Fichues normes qui protègent la planète et la santé ! Le site de campagne de Donald Trump a annoncé jeudi que le candidat républicain souhaitait «éliminer les réglementations spécifiques» concernant l'environnement mais aussi la sécurité alimentaire. Ce package anti-écolo fait partie du plan général de Trump pour « la croissance débridée de l'économie ».
Mais Trump a peut-être franchi une ligne jaune en contestant un sujet qui concerne directement la santé du consommateur : les normes d'hygiène alimentaire. Un point tellement délicat pour l'opinion que le texte publié jeudi a été retiré dans la foulée. La nouvelle mouture parle toujours de supprimer des normes (plus exactement d'imposer un «cadre moderne de régulation»), mais il n'est plus question de toucher à la nourriture.
Le pillonage mal assumé est en réalité cohérent avec la logique de Trump. D'après le site thehill.com, qui diffuse le document dans sa version originale, le milliardaire veut en finir avec «les lois sur l'alimentation de la FDA, qui dictent comment le gouvernement fédéral entend que les agriculteurs produisent des fruits et des légumes, et qui dictent même la composition de la nourriture pour chien». Or l'action de la FDA, la Food and drug administration, est plutôt appréciée par la population aux Etats-Unis, un pays accro à l'hygiénisme où certains vont jusqu'à désinfecter leurs légumes à la javel.
Caviar périmé
Les lois que dénonce Trump ont été votées par le parlement américain en 2010, dans un contexte d’intoxications alimentaires accrues. Cette année-là, 9 personnes étaient mortes et 700 autres tombées malades à travers tout le pays, après avoir ingéré des cacahuètes de Georgie, qui renfermaient des salmonelles. Plus largement, l'administration enregistre 48 millions d'intoxications annuelles causées par la nourriture.
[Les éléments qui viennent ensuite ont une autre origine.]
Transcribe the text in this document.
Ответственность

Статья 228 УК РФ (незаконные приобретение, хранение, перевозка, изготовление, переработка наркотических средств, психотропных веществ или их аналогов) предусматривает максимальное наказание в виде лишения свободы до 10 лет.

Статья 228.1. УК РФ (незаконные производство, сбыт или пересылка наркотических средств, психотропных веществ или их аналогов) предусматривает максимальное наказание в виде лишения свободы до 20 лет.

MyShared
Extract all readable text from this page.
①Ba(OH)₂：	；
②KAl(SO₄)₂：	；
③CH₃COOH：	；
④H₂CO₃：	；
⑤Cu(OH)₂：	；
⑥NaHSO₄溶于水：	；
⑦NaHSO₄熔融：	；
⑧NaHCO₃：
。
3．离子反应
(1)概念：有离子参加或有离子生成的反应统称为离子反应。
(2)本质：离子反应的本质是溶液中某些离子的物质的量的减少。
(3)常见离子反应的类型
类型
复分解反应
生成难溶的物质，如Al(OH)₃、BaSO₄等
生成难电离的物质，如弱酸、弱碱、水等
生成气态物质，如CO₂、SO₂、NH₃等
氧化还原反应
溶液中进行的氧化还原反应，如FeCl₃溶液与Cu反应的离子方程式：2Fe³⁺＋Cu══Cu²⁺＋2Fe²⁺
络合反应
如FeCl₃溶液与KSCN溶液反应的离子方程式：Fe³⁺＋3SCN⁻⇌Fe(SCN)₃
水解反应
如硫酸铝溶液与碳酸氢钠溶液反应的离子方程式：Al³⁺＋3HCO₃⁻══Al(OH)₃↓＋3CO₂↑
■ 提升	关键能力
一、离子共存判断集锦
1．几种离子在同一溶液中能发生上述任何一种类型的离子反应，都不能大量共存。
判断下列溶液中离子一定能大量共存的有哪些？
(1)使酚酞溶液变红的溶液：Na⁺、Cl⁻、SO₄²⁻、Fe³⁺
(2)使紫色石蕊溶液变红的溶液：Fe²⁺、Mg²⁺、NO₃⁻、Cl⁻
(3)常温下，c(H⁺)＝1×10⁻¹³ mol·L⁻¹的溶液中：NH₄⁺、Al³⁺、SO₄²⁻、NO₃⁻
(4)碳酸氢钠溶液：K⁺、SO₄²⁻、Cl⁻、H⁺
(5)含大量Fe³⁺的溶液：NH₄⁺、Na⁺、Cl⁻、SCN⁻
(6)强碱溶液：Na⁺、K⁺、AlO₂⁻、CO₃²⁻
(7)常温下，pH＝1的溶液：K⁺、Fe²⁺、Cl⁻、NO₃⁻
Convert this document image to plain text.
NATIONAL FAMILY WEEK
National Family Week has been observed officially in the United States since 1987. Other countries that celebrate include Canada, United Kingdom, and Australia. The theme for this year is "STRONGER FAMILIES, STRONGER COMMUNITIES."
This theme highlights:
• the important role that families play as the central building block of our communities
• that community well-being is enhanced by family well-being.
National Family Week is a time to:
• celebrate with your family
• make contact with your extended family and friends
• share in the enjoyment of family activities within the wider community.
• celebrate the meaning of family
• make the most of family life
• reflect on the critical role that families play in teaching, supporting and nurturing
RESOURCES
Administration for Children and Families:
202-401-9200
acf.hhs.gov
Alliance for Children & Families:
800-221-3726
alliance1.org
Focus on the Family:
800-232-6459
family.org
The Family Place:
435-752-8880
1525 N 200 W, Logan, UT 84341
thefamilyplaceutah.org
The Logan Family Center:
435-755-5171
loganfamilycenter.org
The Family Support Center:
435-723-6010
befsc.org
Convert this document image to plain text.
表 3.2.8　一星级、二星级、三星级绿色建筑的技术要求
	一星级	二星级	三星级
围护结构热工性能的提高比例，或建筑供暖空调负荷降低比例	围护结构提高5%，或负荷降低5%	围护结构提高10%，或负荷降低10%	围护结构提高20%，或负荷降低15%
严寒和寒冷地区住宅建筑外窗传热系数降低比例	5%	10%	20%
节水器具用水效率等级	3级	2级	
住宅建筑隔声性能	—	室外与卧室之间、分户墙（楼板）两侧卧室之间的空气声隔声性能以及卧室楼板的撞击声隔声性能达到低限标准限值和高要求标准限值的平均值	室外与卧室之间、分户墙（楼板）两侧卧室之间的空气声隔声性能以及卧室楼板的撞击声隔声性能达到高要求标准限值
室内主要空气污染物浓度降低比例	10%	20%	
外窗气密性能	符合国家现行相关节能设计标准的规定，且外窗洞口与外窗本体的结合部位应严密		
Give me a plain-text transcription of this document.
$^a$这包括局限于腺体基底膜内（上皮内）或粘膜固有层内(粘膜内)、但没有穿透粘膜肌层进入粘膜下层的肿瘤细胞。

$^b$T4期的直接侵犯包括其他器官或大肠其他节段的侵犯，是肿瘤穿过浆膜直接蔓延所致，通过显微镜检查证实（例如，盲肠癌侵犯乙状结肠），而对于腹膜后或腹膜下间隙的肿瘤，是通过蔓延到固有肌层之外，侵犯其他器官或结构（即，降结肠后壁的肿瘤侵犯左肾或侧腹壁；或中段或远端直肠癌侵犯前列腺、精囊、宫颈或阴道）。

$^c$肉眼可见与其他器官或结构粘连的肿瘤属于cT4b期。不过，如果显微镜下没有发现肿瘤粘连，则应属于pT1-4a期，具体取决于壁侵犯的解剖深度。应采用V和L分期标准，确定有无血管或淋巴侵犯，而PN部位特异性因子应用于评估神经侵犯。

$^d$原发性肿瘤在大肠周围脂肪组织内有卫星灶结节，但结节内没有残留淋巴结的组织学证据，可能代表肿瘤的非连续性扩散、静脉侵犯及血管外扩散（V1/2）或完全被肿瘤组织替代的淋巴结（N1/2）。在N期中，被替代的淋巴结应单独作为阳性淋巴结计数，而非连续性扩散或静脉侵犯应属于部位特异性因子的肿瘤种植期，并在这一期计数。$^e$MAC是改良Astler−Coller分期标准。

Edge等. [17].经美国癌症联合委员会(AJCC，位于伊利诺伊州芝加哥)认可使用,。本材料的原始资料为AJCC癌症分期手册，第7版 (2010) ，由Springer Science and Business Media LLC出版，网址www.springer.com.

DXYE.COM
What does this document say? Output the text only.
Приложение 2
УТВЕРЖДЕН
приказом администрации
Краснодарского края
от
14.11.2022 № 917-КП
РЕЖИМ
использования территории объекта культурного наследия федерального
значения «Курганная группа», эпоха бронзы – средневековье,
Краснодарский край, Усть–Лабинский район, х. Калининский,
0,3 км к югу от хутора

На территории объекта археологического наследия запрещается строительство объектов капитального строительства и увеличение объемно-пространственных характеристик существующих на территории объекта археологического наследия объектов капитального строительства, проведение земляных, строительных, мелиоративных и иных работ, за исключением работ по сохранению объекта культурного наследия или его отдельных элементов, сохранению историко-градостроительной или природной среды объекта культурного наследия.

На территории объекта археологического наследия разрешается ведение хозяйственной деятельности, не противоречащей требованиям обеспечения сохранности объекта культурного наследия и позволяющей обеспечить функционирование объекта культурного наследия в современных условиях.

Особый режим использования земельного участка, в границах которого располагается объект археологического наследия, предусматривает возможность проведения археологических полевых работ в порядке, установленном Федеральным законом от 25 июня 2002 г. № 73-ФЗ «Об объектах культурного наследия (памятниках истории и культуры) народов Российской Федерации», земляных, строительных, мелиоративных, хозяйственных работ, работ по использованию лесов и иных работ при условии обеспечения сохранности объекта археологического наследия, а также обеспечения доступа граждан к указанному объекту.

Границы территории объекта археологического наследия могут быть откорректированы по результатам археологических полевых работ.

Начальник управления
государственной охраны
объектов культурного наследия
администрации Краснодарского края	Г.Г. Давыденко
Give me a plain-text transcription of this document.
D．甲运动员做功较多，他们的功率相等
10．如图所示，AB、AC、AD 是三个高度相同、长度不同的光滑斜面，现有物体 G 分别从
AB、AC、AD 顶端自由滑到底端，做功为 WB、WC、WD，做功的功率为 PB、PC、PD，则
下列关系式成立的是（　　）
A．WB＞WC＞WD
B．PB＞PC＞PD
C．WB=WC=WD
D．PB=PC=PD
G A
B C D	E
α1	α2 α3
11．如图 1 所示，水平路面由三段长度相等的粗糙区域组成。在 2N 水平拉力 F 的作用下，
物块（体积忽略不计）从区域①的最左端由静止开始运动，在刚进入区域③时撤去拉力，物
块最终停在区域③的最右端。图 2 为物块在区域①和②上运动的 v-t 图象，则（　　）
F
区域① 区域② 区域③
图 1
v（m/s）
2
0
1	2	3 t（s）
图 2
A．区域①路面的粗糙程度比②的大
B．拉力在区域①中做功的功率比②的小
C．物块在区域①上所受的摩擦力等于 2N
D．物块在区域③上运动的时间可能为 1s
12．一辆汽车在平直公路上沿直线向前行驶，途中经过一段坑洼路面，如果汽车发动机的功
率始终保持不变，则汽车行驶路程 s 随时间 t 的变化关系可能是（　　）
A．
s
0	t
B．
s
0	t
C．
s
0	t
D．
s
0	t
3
Depuis l'adoption de cette réglementation renforcée, la FDA a épinglé de nombreux restaurants pour leurs manquements à l'hygiène, dont les établissements d'un certain… Donald Trump. Les inspecteurs de l'agence américaine ont ainsi relevé 51 manquements à la législation dans le steak-house Trump de Las Vegas en 2012, en particulier une ration de caviar périmée depuis un mois. Trois ans plus tard, c'est le Trump Café de New York qui fait le délice des enquêteurs : 45 violations aux règles d'hygiène sont constatées. Le magnat américain cherche-t-il seulement à régler ses comptes ? Il y aurait bien d'autres motifs de brocarder les normes sanitaires de la FDA. Lors de l'adoption du texte par le parlement, des écolos craignaient que les exigences trop strictes nuisent aux petits paysans et aux producteurs bio.
Fibre ultralibérale
Mais le candidat républicain à la Maison Blanche n'est pas très passionné par la question verte, bien au contraire. S'il a mis de côté, pour l'instant, son offensive contre les règles sanitaires, il maintient sa critique des normes environnementales. Haro sur le Clean Power Plan, qui menace selon lui de «faire fermer la plupart, sinon la totalité, des centrales électriques fonctionnant au charbon». En cassant ce programme de conversion aux énergies propres, Trump affirme que l'Etat américain économisera 7,2 milliards de dollars (soit 6,4 milliards d'euros). Le site écolo Grist.org conteste ces conclusions et soutient que le Clean Power Plan permettrait d'épargner 34 à 54 milliards annuels (30 à 48 milliards d'euros) en évitant 3 600 décès prématurés, 90 000 cas d'asthme et 300 000 journées d'absence chaque année en milieu scolaire et professionnel.
Même tir au mortier sur la limitation des gaz à effet de serre. Trump prétend que l’abolition des normes déboucherait sur 1,4 milliard d’économies (1,2 milliard d’euros). L’agence américaine pour la protection de l’environnement (EPA), citée par Grist.org, affirme au contraire que la réglementation actuelle permettrait de dégager jusqu’à 5,9 milliards (en euros : 5,2 milliards).
C'est donc la bonne vieille fibre ultralibérale qu'utilise Donald Trump dans la dernière ligne droite de l'élection. Déjà connu pour son soutien aux énergies fossiles et à la fracturation hydraulique pour l'extraction du gaz de schiste, le richissime candidat entend défaire tout ce qui de près ou de loin ressemble à une norme contraignante pour l'industrie. A la clé, il se livre à un chantage à l'emploi. A l'en croire, son plan d'économie, dont la fin des «normes spécifique » constitue un volet, permettrait de créer 25 millions de jobs en dix ans.